Phantom, known for its clean interface and wide support (Solana, Ethereum, and Bitcoin), has 7 million monthly active users, almost matching Sui’s total active accounts in the past 30 days. By adding Sui to Phantom, it will not only provide these users with a direct entry point into the chain, but will also provide a stamp of approval to the network with Phantom’s reputation. Meanwhile, Backpack Wallet, which serves over 150 countries and also owns an exchange that has processed $60 billion in trading volume, will support Sui functionality.
In addition, both wallets offer mobile support, in line with the trend of more and more crypto users who prefer to trade via their smartphones. With the rollout of these integrations, the barrier to using Sui will be lowered, increasing its distribution and making it possible to acquire more users.
IV. Extended Use Cases
Walrus, developed by Sui founder Mysten Labs and expected to be launched this quarter, will be a blockchain-independent decentralized storage protocol that can expand Sui's functionality beyond the financial field by storing large-scale rich media data in a distributed manner.
Walrus works through a process called Red Stuff erasure coding, which splits and disperses data across multiple nodes, reducing reliance on traditional centralized hosting. Therefore, instead of having each Sui node save large files, Walrus offloads these blobs to its own network, keeping Sui's core ledger lean. By coordinating incentives and node management with the Sui blockchain, Walrus can operate efficiently without duplicating consensus or overloading storage.
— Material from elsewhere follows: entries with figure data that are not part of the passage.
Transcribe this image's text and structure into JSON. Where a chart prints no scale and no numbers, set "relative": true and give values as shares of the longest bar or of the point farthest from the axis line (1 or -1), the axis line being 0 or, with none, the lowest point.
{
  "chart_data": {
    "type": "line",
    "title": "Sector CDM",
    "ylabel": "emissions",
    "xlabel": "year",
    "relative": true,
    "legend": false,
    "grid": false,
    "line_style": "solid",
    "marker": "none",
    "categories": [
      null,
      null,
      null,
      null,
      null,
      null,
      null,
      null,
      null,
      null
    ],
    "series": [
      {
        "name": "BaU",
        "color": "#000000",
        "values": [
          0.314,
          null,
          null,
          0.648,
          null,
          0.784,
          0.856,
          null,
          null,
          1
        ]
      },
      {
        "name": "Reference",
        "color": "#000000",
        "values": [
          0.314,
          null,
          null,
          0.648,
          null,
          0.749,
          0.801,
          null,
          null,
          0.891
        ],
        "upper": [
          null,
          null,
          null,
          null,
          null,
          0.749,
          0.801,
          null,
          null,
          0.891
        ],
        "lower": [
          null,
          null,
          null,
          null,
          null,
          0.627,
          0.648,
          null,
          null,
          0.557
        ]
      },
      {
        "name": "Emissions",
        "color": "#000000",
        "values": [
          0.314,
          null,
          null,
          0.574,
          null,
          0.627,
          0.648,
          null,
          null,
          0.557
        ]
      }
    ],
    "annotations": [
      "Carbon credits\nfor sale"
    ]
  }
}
This design opens up a wide range of possibilities. It will increase the capabilities of blockchain-based AI applications, which, through Walrus, can easily use decentralized data to train models for any use case. For media, Walrus provides a solution for storing content in a resilient, durable environment, which remains a problem for digital content. In addition, with Walrus Sites, developers can also build fully decentralized front-end websites that load their code and assets directly from Walrus, reducing reliance on traditional hosting. Even broader use cases, such as storing transaction history for high-speed chains or acting as an aggregated data availability layer, are possible on Walrus.
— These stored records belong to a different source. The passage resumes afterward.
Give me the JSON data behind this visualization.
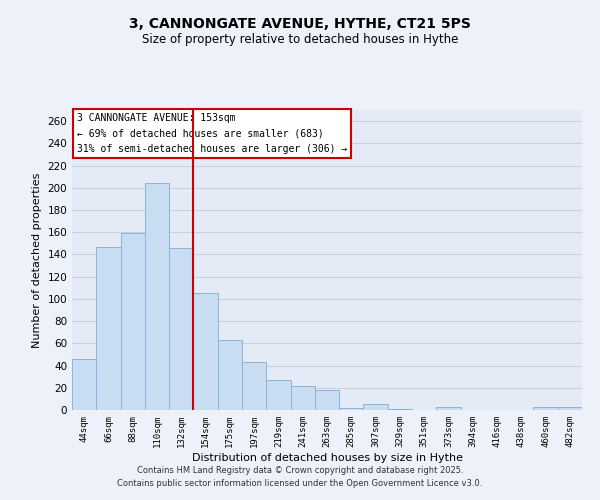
{
  "title": "3, CANNONGATE AVENUE, HYTHE, CT21 5PS",
  "subtitle": "Size of property relative to detached houses in Hythe",
  "xlabel": "Distribution of detached houses by size in Hythe",
  "ylabel": "Number of detached properties",
  "bar_labels": [
    "44sqm",
    "66sqm",
    "88sqm",
    "110sqm",
    "132sqm",
    "154sqm",
    "175sqm",
    "197sqm",
    "219sqm",
    "241sqm",
    "263sqm",
    "285sqm",
    "307sqm",
    "329sqm",
    "351sqm",
    "373sqm",
    "394sqm",
    "416sqm",
    "438sqm",
    "460sqm",
    "482sqm"
  ],
  "bar_values": [
    46,
    147,
    159,
    204,
    146,
    105,
    63,
    43,
    27,
    22,
    18,
    2,
    5,
    1,
    0,
    3,
    0,
    0,
    0,
    3,
    3
  ],
  "bar_color": "#c9ddf2",
  "bar_edge_color": "#8ab4d8",
  "vline_x_index": 4,
  "vline_color": "#cc0000",
  "ylim": [
    0,
    270
  ],
  "yticks": [
    0,
    20,
    40,
    60,
    80,
    100,
    120,
    140,
    160,
    180,
    200,
    220,
    240,
    260
  ],
  "annotation_title": "3 CANNONGATE AVENUE: 153sqm",
  "annotation_line1": "← 69% of detached houses are smaller (683)",
  "annotation_line2": "31% of semi-detached houses are larger (306) →",
  "annotation_box_color": "#ffffff",
  "annotation_box_edge": "#cc0000",
  "footer_line1": "Contains HM Land Registry data © Crown copyright and database right 2025.",
  "footer_line2": "Contains public sector information licensed under the Open Government Licence v3.0.",
  "bg_color": "#edf1fa",
  "plot_bg_color": "#e4eaf6",
  "grid_color": "#c8cfe0"
}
By handling the storage layer in a way that is both cost-effective and highly scalable, Walrus paves the way for diverse applications beyond the typical DeFi and NFT focus, further expanding what can be achieved within Sui’s growing ecosystem.
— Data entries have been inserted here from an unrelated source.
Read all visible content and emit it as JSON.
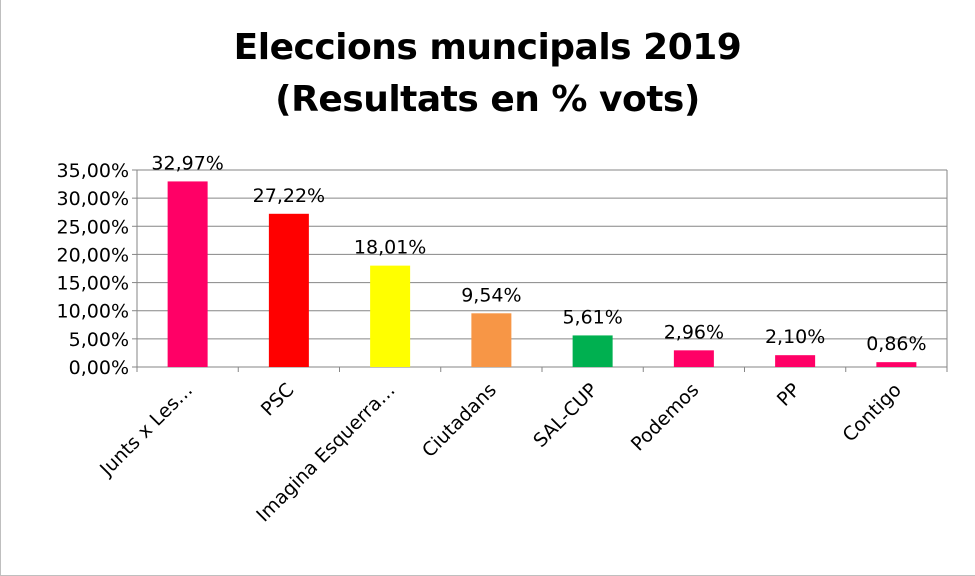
{
  "chart_data": {
    "type": "bar",
    "title_lines": [
      "Eleccions muncipals 2019",
      "(Resultats en % vots)"
    ],
    "categories": [
      "Junts x Les…",
      "PSC",
      "Imagina Esquerra…",
      "Ciutadans",
      "SAL-CUP",
      "Podemos",
      "PP",
      "Contigo"
    ],
    "values": [
      32.97,
      27.22,
      18.01,
      9.54,
      5.61,
      2.96,
      2.1,
      0.86
    ],
    "data_labels": [
      "32,97%",
      "27,22%",
      "18,01%",
      "9,54%",
      "5,61%",
      "2,96%",
      "2,10%",
      "0,86%"
    ],
    "colors": [
      "#ff0066",
      "#ff0000",
      "#ffff00",
      "#f79646",
      "#00b050",
      "#ff0066",
      "#ff0066",
      "#ff0066"
    ],
    "ylim": [
      0,
      35
    ],
    "yticks": [
      0,
      5,
      10,
      15,
      20,
      25,
      30,
      35
    ],
    "ytick_labels": [
      "0,00%",
      "5,00%",
      "10,00%",
      "15,00%",
      "20,00%",
      "25,00%",
      "30,00%",
      "35,00%"
    ],
    "grid": true,
    "xlabel": "",
    "ylabel": ""
  }
}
V. Major upgrades in the future
While Sui’s current focus is on catalysts such as Steamm’s capital-efficient AMM, Babylon/Lombard’s BTCfi liquidity, Ika’s cross-chain MPC, and Phantom/Backpack wallet integration, the network’s development does not end here.
Deeper upgrades such as Mysticeti v2 and SIP-45 are also coming. Mysticeti v2 improves Sui’s parallel transaction model, potentially unlocking faster confirmation speeds for DeFi, games, and other resource-intensive applications. Meanwhile, SIP-45 addresses the issue of transaction fees during periods of peak demand by proposing higher gas price limits and allowing users to pay extra for fast processing. This ensures that important operations don’t stall when network activity surges.
All in all, these developments are indicative of Sui’s broader ambitions. From increasing DeFi liquidity and user adoption to supporting large-scale data storage and advanced AI, Sui is laying the foundation to go beyond basic finance. As these protocols and upgrades come online, they will solidify Sui’s position as a versatile platform powered by the Move language — one that can host not only crypto’s current use cases, but also the next generation of high-throughput, decentralized services.